Hello, I like the idea of using the Feed Exporters rather than Feed Storages to do the actual exporting. You don't actually need to write any additional code to support this right now, this should be similiar to your solution:

FEED = {
    "stdout://": {
       "format": "StreamingAPI"
   }
}
FEED_EXPORTERS = { 
   "StreamingAPI": "StreamingAPIExporter"
}

The methods start_exporting and finish_exporting could be used to initialization, authentication, batching, etc...

However, there are several downsides that we would need to figure out:

  1. export_item is an sync method, meaning that any blocking call like requests.post would block the entire Scrapy process
  2. We would need to figure out how to properly manage networking / API errors and allowing for retries.
ftadao commented 1 month ago
  1. export_item is an sync method, meaning that any blocking call like requests.post would block the entire Scrapy process

Wouldn't this be something that the developer needs to take care of on their customized exporter code? If we're allowing the customization of def export_item, any developer can also adapt it to be an async function and remove that barrier on its terms.

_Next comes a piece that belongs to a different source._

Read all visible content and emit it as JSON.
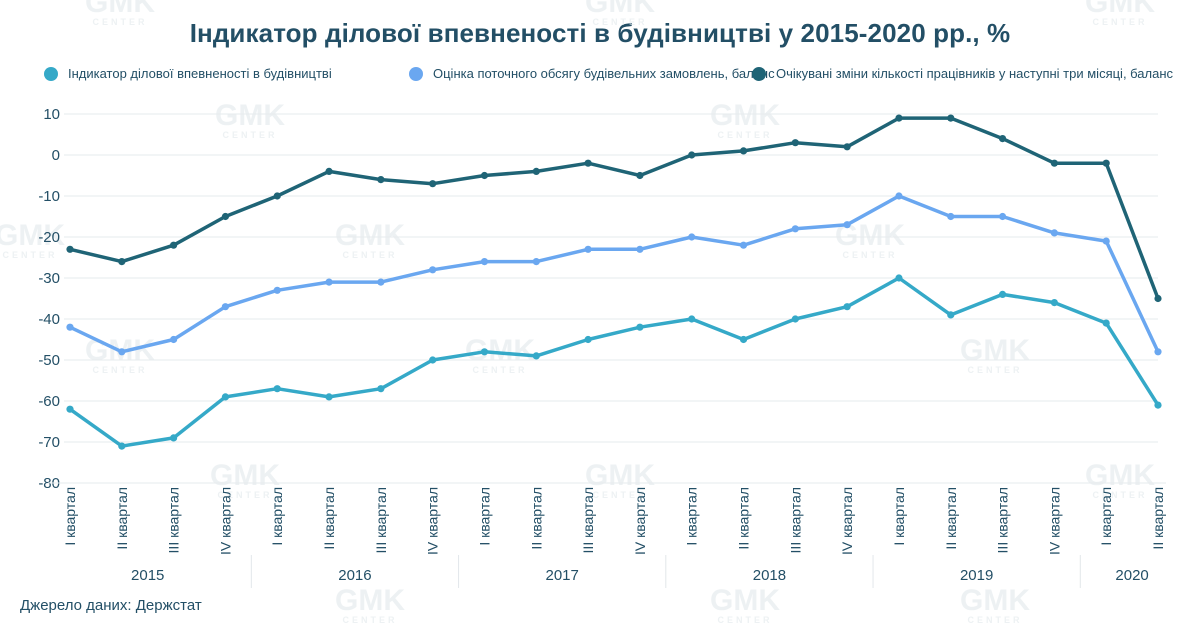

Of course, that might open up possible adaptations that we might do to the underlying exporter code (e.g., allow export_item to be an async function), but it might make the code a little more robust after we go through it.

  1. We would need to figure out how to properly manage networking / API errors and allowing for retries.

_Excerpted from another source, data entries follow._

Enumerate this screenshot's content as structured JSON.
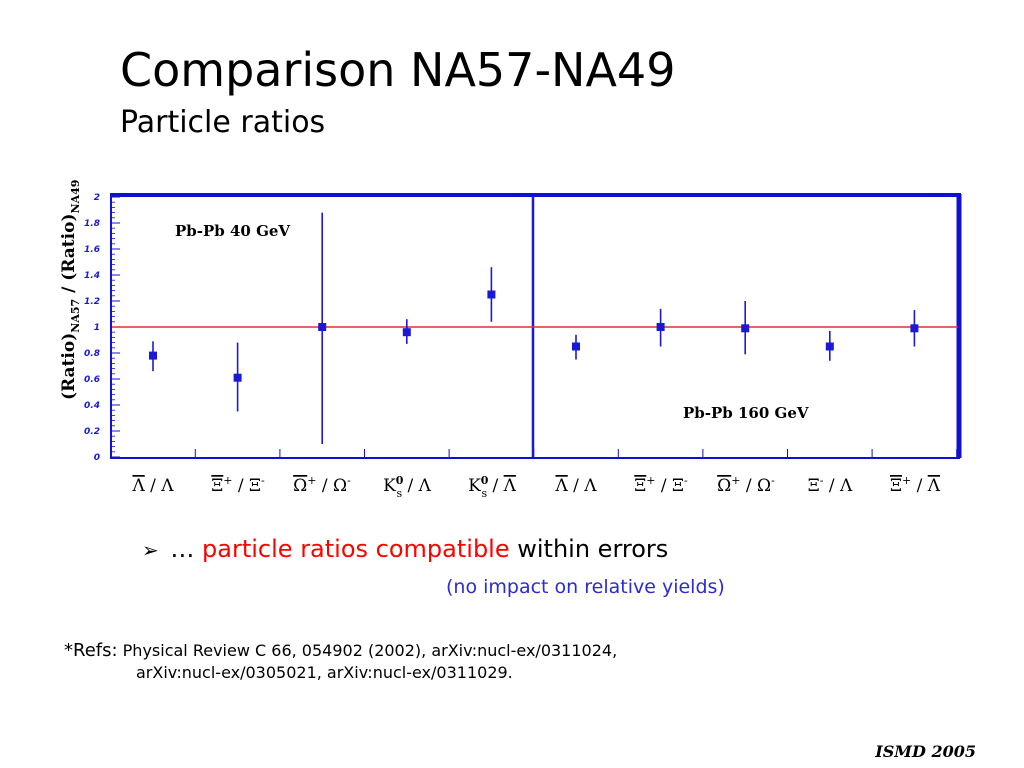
{
  "header": {
    "title": "Comparison NA57-NA49",
    "subtitle": "Particle ratios"
  },
  "chart_data": {
    "type": "scatter",
    "ylim": [
      0,
      2
    ],
    "yticks": [
      "0",
      "0.2",
      "0.4",
      "0.6",
      "0.8",
      "1",
      "1.2",
      "1.4",
      "1.6",
      "1.8",
      "2"
    ],
    "ylabel": "(Ratio)NA57 / (Ratio)NA49",
    "reference_line": 1,
    "categories": [
      "Λ̄ / Λ",
      "Ξ̄+ / Ξ-",
      "Ω̄+ / Ω-",
      "K0s / Λ",
      "K0s / Λ̄",
      "Λ̄ / Λ",
      "Ξ̄+ / Ξ-",
      "Ω̄+ / Ω-",
      "Ξ- / Λ",
      "Ξ̄+ / Λ̄"
    ],
    "annotations": [
      "Pb-Pb 40 GeV",
      "Pb-Pb 160 GeV"
    ],
    "series": [
      {
        "name": "",
        "points": [
          {
            "i": 0,
            "y": 0.78,
            "lo": 0.66,
            "hi": 0.89
          },
          {
            "i": 1,
            "y": 0.61,
            "lo": 0.35,
            "hi": 0.88
          },
          {
            "i": 2,
            "y": 1.0,
            "lo": 0.1,
            "hi": 1.88
          },
          {
            "i": 3,
            "y": 0.96,
            "lo": 0.87,
            "hi": 1.06
          },
          {
            "i": 4,
            "y": 1.25,
            "lo": 1.04,
            "hi": 1.46
          },
          {
            "i": 5,
            "y": 0.85,
            "lo": 0.75,
            "hi": 0.94
          },
          {
            "i": 6,
            "y": 1.0,
            "lo": 0.85,
            "hi": 1.14
          },
          {
            "i": 7,
            "y": 0.99,
            "lo": 0.79,
            "hi": 1.2
          },
          {
            "i": 8,
            "y": 0.85,
            "lo": 0.74,
            "hi": 0.97
          },
          {
            "i": 9,
            "y": 0.99,
            "lo": 0.85,
            "hi": 1.13
          }
        ]
      }
    ],
    "colors": {
      "points": "#1a1ad6",
      "reference": "#e03030",
      "frame": "#1010d0",
      "axis_text": "#1a1ad6"
    }
  },
  "bullet": {
    "arrow": "➢",
    "prefix": "…",
    "highlight": "particle ratios compatible",
    "suffix": "within errors",
    "note": "(no impact on relative yields)"
  },
  "refs": {
    "lead": "*Refs:",
    "line1": "Physical Review C 66, 054902 (2002), arXiv:nucl-ex/0311024,",
    "line2": "arXiv:nucl-ex/0305021, arXiv:nucl-ex/0311029."
  },
  "footer": "ISMD 2005"
}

Couldn't all this be managed by the custom exporter class itself? If we assume that there's only a limited amount of exceptions that are covered by the engine, wouldn't this be something managed by the code itself?

I think those questions can be answered better if we have an example of a customized exporter that matches those requirements. @VMRuiz what about the Airtable exporter we've previously discussed?

guillermo-bondonno commented 1 month ago

Reopening this since it closed when I reset the branch, because the changes were not necessary. I tried @VMRuiz proposal for custom exporters and runs just fine. Using defer.maybeDeferred to export the item you can run async requests inside export_item like below.

custom_settings = {
        "FEEDS" : {
            "stdout://": {
               "format": "StreamingAPI"
           }
        },
        "FEED_EXPORTERS" : { 
           "StreamingAPI": "stream_export_project.exporters.StreamExporter"
        }
    }
class StreamExporter(BaseItemExporter):
    """
    A new instance will be created for each slot/batch
    """
    def __init__(self, file, *args, dont_fail=False, **kwargs):
        self._kwargs = kwargs
        self.file = file #Or other name in case other format is used
        self._configure(kwargs, dont_fail=dont_fail)

    def start_exporting(self):
        pass

    def send_request(self, item):
        requests.post(
            "https://example.com/endpoint", json=item | self._kwargs
        )

    def export_item(self, item):
        dfd = threads.deferToThread(self.send_request, item)
        # maybe collect these to ensure them in finish exporting
        return dfd

    def finish_exporting(self):
        pass

The failing tests confuse me, because from the error they seem to be related to ExceptionJsonItemExporter , but the actual tests don't use it

guillermo-bondonno commented 1 month ago

Turns out without changing any Scrapy code I get the same behavior by calling deferToThread from export_item, I'll look deeper into it to see if it's safe and reliable to do that

VMRuiz commented 1 month ago

@Gallaecio @wRAR , Do you think using deferToThread is appropriate here, or could there be performance issues if there are too many calls?

wRAR commented 1 month ago

I suggest using deferToThread from time to time but I've never used it myself :) It won't create a new thread for every item as it uses a thread pool so I think the performance shouldn't be worse.